Maël chercha d'instinct un endroit isolé des danseurs. Il ne connaissait pas ses pas que quelques aristocrates seulement continuaient de pratiquer, juste le valse -Zoé la lui avait apprise. Il avait entendu dire que du temps de la démocratie, des bals populaires avaient lieu, et de nombreux enfants pratiquaient cet art, dans un style ou un autre. Avec la Monarchie, cela était devenu une activité réservée à la Noblesse, discipline qui s'était peu à peu standardisée jusqu'à n'admettre en son sein que les pas les plus classiques.

— Il y a des fauteuils dans le fond, indiqua Nathan. Je vais nous chercher des verres, je reviens. Faut te détendre, Ma.

Il acquiesça et se dirigea vers l'espace désigné par son ami. Un homme de peut-être vingt-cinq ans s'y trouvait déjà avachi, un coupe vide à la main.

Il restait de nombreuses places à ses côtés et Maël s'installa avec un sourire qu'il espérait avenant.

— T'es quel genre de gueux, toi ?

Le jeune aristocrate avait prononcé la question d'une voix pâteuse qui trahissait son ébriété avancée et le garçon choisit de l'ignorer, bien qu'il se sentît vexé.

— Oh, je te parle, roturier !

L'adolescent se crispa et se redressa pour tenter d'apercevoir Nathan.
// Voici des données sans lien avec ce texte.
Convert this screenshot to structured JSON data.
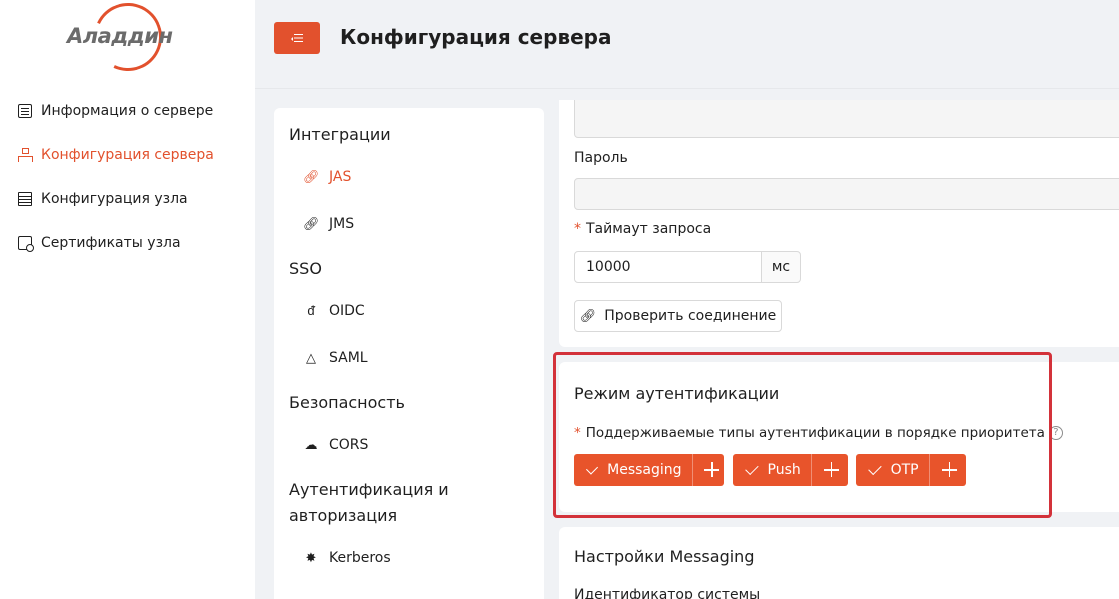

Celui-ci s'était fait arrêter par un invité et se trouvait en pleine conversation.

— Ah, mais attends, je te connais non ?

L'éméché se leva d'une démarche vacillante et s'accroupit face à lui pour discerner son visage. Le garçon le reconnu alors. C'était Eugène de Tourmonde. Deux ans plus tôt, ils avaient tous les deux étés dans la même classe de seconde, avant que la Monarchie ne s'installe et qu'Eugène soit admis dans un lycée réservé aux Nobles. Maël recula au fond du siège pour échapper à l'haleine avinée. Il demeurait cependant encore trop près pour ne pas entendre la phrase que l'autre prononça :

— T'es l'type qui s'est entiché d'c'te catin d'Zoé, non ?

Maël sentit le sang quitter son visage.

— Qu'est-ce que tu as dit ? gronda-t-il.

Son interlocuteur ne sembla pas percevoir la colère qui sourdait en lui et il leva son verre en braillant :

–N'bonne chose qu'elle soit plus là c'te traînée.
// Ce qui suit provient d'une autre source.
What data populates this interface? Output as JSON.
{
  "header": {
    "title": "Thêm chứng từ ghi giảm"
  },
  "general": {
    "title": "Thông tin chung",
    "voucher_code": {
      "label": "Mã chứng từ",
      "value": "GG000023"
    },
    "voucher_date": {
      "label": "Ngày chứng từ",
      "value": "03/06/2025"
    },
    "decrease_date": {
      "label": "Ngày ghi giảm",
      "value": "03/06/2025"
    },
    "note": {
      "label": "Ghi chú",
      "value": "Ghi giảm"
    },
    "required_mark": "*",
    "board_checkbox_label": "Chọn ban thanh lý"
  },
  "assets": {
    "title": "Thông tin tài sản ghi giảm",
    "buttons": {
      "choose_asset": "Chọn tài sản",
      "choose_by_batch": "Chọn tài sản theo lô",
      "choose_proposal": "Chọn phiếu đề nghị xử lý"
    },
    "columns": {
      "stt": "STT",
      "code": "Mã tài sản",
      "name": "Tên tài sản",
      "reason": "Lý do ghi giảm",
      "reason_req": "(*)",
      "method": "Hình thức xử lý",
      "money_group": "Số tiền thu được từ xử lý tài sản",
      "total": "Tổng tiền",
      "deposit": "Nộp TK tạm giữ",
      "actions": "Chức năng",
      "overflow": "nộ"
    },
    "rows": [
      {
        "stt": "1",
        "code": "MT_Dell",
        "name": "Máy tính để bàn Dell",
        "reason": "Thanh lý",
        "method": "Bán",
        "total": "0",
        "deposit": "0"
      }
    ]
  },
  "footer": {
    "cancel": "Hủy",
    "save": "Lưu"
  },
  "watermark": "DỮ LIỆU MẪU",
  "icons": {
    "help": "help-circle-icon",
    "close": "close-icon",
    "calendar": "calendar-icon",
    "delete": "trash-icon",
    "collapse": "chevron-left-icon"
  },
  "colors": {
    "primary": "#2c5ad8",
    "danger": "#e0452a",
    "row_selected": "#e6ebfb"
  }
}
Maël cessa alors de réfléchir. Il se jeta sur l'homme ivre, le renversant sur le dos tandis que la cible de sa colère lâchait son verre dans un cri de surprise.

— Retire ce que tu viens de dire ! hurla-t-il en le saisissant au col.
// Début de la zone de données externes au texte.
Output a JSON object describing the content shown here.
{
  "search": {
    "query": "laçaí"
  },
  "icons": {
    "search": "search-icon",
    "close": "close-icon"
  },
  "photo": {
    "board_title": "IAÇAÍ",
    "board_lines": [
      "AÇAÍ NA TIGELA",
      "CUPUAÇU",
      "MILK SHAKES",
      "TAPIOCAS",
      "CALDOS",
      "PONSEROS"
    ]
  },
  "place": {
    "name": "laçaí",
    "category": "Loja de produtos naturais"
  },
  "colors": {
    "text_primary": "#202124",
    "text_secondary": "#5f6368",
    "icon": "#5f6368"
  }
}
Le noble n'émit qu'un petit gargouillis, son esprit déjà embrumé par l'alcool peinant à analyser la situation.

Excédé, Maël ne réfléchit pas lorsqu'il lui envoya son poing en plein visage. De quel droit ce soûlard se permettait-il d'insulter Zoé ? Comment osait-il ? La rage brûlant ses veines, il réarma son bras.

Un hurlement se fit alors entendre, dissipant d'un seul coup sa folie. Il réalisa que l'aristocrate étendu sous lui avait perdu connaissance. Un cercle s'était formé autour d'eux. Une femme, visiblement choquée, le regardait en pressant sur sa bouche ses doigts tremblants.